Núria Güell. Crimen y castigo, 2017.
En junio de 2017 la artista Núria Güell fue invitada a impartir unas charlas sobre “arte político” en el Centro Cultural de España en San José de Costa Rica. A diferencia de otras invitaciones desde tantas otras partes del mundo, en las que la estadía en cuestión contemplaba la producción de un nuevo trabajo, en esta ocasión solo se trataba de animar unos encuentros para platicar y compartir ideas en torno al activismo político y las prácticas artísticas. La trayectoria de Núria Güell avalaba sin ninguna duda la oportunidad de la convocatoria. El éxito del encuentro estaba asegurado de antemano: distintos agentes del mundo del arte contemporáneo en el contexto tico tendrían la oportunidad de dar rienda suelta a sus consideraciones sobre el artivismo con una interlocutora sancionada de forma unánime por la esfera del arte. Sin embargo, a pesar de la placidez garantizada que ofrecía este contexto un tanto autocomplaciente, el encuentro se cerró mediante un desvío ideado para clamar aquello de que las ideas dominantes ya no son las propias de la clase materialmente dominante . En efecto, durante el evento de clausura de la residencia y para mayor sorpresa de los invitados, irrumpieron en la fiesta distintos grupos de presidiarios para amenizar la velada con unas coloridas coreografías de baile. Los números musicales no estaban improvisados ni formaban parte de una original estrategia de fuga. Mucho más banal : se trataba de grupos de presos inscritos a programas penitenciarios de reinserción mediante “actividades y talleres culturales”. Todo en orden. Sólo se trataba de un sorpresa pensada y organizada por parte de la artista para cerrar el encuentro sobre arte político. En esa situación, la colectividad artística, entre vinos y sonrisas ad hoc, no podía más que celebrar y aplaudir la iniciativa. Pero ¿qué iniciativa era en realidad la que producía ese beneplácito general?; ¿la ocurrencia de la artista que permitía cerrar el taller con una ilustración adecuada al guión?; ¿la política gubernamental que certificaba su apuesta por la cultura como herramienta de reinserción?; o todavía más complejo, ¿la inmediatez con la que se encarnaba la paradoja entre un ideario estético determinado y su correlato en el mundo real incapaz de trascender sus expectativas más allá de una velada de comunión artificial?

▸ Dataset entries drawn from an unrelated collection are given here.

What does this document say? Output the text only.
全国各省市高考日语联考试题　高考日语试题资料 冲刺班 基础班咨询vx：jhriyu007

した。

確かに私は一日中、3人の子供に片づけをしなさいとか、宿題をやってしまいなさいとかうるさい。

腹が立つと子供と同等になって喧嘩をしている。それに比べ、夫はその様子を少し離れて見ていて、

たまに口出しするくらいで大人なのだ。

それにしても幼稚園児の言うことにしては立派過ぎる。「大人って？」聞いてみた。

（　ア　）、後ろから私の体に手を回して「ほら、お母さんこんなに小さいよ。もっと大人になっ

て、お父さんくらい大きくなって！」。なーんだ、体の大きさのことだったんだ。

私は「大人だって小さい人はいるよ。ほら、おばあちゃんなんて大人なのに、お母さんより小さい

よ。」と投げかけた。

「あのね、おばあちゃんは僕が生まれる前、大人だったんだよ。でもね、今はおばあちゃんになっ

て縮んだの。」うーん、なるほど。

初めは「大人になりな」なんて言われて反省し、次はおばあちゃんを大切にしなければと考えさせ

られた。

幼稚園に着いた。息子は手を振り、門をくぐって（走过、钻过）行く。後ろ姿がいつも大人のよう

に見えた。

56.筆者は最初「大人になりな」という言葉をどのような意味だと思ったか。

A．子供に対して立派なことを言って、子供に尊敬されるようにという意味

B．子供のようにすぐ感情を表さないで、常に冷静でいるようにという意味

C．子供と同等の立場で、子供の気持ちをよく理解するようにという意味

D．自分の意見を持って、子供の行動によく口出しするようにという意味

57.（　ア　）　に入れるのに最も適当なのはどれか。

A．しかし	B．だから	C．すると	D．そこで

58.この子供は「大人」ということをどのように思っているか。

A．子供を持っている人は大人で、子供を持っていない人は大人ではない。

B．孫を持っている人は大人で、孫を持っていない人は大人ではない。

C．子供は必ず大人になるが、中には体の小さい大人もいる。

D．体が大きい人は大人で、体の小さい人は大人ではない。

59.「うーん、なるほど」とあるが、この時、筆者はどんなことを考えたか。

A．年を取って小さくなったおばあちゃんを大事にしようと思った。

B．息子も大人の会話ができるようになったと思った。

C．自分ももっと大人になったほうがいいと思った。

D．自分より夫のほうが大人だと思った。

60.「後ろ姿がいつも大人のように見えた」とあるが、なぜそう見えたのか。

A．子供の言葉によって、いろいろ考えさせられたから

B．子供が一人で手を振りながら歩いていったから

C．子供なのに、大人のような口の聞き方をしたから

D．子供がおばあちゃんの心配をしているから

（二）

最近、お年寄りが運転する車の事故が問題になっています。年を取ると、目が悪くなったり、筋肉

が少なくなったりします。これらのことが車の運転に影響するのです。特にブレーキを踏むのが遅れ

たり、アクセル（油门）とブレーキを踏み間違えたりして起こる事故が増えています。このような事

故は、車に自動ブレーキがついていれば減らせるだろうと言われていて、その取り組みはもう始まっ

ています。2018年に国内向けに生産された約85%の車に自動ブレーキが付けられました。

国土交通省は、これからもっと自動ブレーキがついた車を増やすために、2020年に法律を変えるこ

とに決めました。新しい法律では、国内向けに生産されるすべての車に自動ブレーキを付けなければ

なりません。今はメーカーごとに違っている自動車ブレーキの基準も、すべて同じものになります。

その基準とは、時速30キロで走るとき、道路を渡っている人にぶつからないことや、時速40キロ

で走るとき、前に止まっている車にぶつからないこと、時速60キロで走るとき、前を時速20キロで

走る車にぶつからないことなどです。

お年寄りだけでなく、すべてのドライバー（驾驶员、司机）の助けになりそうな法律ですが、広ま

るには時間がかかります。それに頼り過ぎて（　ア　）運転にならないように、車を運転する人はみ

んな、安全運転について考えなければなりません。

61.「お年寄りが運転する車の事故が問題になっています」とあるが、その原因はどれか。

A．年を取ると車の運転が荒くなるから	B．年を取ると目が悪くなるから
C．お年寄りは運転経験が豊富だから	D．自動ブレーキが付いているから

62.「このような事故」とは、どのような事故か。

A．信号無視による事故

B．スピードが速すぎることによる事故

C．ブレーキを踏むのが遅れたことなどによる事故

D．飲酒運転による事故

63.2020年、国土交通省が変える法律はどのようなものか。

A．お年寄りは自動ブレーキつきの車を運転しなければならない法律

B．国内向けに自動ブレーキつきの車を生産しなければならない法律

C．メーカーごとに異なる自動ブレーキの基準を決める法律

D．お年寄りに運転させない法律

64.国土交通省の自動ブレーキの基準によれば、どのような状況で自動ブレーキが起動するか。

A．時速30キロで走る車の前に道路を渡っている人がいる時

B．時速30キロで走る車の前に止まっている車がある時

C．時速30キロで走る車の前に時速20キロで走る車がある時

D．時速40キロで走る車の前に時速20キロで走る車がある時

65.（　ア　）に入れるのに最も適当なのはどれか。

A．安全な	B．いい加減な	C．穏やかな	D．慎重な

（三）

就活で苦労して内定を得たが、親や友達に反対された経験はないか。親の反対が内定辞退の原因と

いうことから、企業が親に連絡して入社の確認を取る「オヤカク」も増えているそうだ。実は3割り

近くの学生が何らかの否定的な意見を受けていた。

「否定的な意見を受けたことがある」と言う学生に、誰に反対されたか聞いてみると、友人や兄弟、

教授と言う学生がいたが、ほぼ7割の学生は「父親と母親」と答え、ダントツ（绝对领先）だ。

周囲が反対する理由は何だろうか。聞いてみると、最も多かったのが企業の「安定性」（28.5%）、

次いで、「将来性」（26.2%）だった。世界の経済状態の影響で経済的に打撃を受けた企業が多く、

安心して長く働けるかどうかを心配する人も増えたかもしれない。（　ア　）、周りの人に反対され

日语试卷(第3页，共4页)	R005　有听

Los interrogantes que podrían proyectarse sobre Crimen y castigo son numerosas. Entre ellos, incluso cabría preguntarse de forma legítima si nos hallamos frente a un proyecto artístico o, por el contrario, sólo se trata del documento que certifica, ya no una acción, sino una situación. Poco importa; o mucho. Esta es la cuestión. Si nos ahondamos en esta tesitura de problemas, se supone que hemos de ser capaces de hilvanar ideas brillantes y ricas en matices sobre la dimensión y eficacia política del arte, hasta tal grado de excelencia que incluso podríamos ser los invitados a una reedición del encuentro; en su lugar y por el contrario, si nos ahorramos ese tipo de debates sectoriales, la realidad de la situación generada durante la velada conserva toda su tensión esencial sin oscurecerse a la sombra de veleidades retóricas al imponerse la presencia de unos cuerpos en reinserción. La situación creada está entonces condenada a mantener siempre abierto un reverso que comporta un severo revés a cualquiera que sea la primera clave de interpretación que nos propongamos. Hay vuelta atrás porqué no hay vuelta atrás. Las ideas dominantes – el discurso afín a lo políticamente correcto- pueden ser inequívocamente incorrectas porque permanecen encerradas en este circulo que para nada altera los intereses reales de la clase dominante.